Ever since Gmail shook up the free online storage game in 2004 by giving away a then-shocking gigabyte of space, individuals and businesses alike have become "digital hoarders" -- keeping all their old data around in case it becomes useful later -- regardless of the unacknowledged drawbacks of the practice. And while storage has become exponentially cheaper over the last 15 years, the hidden costs of digital hoarding may finally outweigh their benefits.Google gave away a gigabyte in 2004 (and gives away 15 gigabytes today) because it wants Gmail users to archive every message, rather than deleting old emails and attachments. This provides both Gmail users and Google with unending access to all historical Gmail data, which the user can search through to find old communications, and which Google can use to train its machine-learning algorithms to better deliver search, spam filtration, and ad-targeting.
Unfortunately, for those of us that have 15 years of Gmail data, simply searching through our mail archives can be a tedious, frustrating exercise as we struggle to recall exactly who sent us what data when, so we can conjure up a search query that returns useful results. Our years of Gmail data is worth more to Google than it is to us, many days.
This same situation is playing out across the enterprise, as companies hurl enterprise search tools at their mass of disparate and disorganized data and documentation tied up in their various local hard drives and online file shares. Years or even decades of data from hundreds or even thousands of users makes for a lot of documentation to sift through in the hopes of delivering value. Simply indexing everything doesn't make it useful, as users often don't know what to search for or how to structure a query to find it.

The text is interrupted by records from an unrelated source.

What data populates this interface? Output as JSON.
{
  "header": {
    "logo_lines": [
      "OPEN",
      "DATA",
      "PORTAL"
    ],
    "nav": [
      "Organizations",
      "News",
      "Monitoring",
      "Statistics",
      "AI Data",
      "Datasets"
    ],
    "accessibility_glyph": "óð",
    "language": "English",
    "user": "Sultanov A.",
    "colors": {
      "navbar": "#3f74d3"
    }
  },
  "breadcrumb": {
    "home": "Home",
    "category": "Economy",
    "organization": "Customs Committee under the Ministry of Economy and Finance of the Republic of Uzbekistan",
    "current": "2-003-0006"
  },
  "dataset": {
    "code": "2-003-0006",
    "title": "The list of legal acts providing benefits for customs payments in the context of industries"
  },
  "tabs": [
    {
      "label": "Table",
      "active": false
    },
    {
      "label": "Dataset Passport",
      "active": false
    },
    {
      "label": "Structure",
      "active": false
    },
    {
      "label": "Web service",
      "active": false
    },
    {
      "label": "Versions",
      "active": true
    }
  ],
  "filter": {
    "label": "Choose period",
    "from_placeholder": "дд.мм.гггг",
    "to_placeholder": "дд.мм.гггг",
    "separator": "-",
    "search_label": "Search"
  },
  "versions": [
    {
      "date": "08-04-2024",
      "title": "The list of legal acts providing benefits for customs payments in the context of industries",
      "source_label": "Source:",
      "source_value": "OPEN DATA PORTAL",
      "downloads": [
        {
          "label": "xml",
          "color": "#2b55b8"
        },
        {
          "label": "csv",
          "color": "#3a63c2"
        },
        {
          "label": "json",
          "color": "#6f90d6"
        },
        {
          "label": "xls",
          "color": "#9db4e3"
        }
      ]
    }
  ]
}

Many organizations want to retain their data for the same reasons as Google -- to train artificial intelligence. What many companies are finding out is that this disorganized data is no more useful to AI software than it is to your employees. AI needs refined, annotated data to learn from, not information randomly strewn across many locations and systems with no context, organization, or version history. Without careful curation, AI can't make heads or tails of your data archives.
It's not enough to store everything, you have to store everything the right way. That's where next-generation knowledge bases come in.
An advanced knowledge base doesn't just store all your historical data in a single taxonomy. Modern knowledge bases guide you to annotate both old and new documentation to make this data both search- and AI-friendly, so that your information can actually be found, understood, and employed for maximum benefit.
Whether you're moving your old data into a self-organizing and annotating knowledge base or creating new documentation with annotation built in, a modern knowledge base ensures that your super-cheap digital storage doesn't end up costing you in the long run.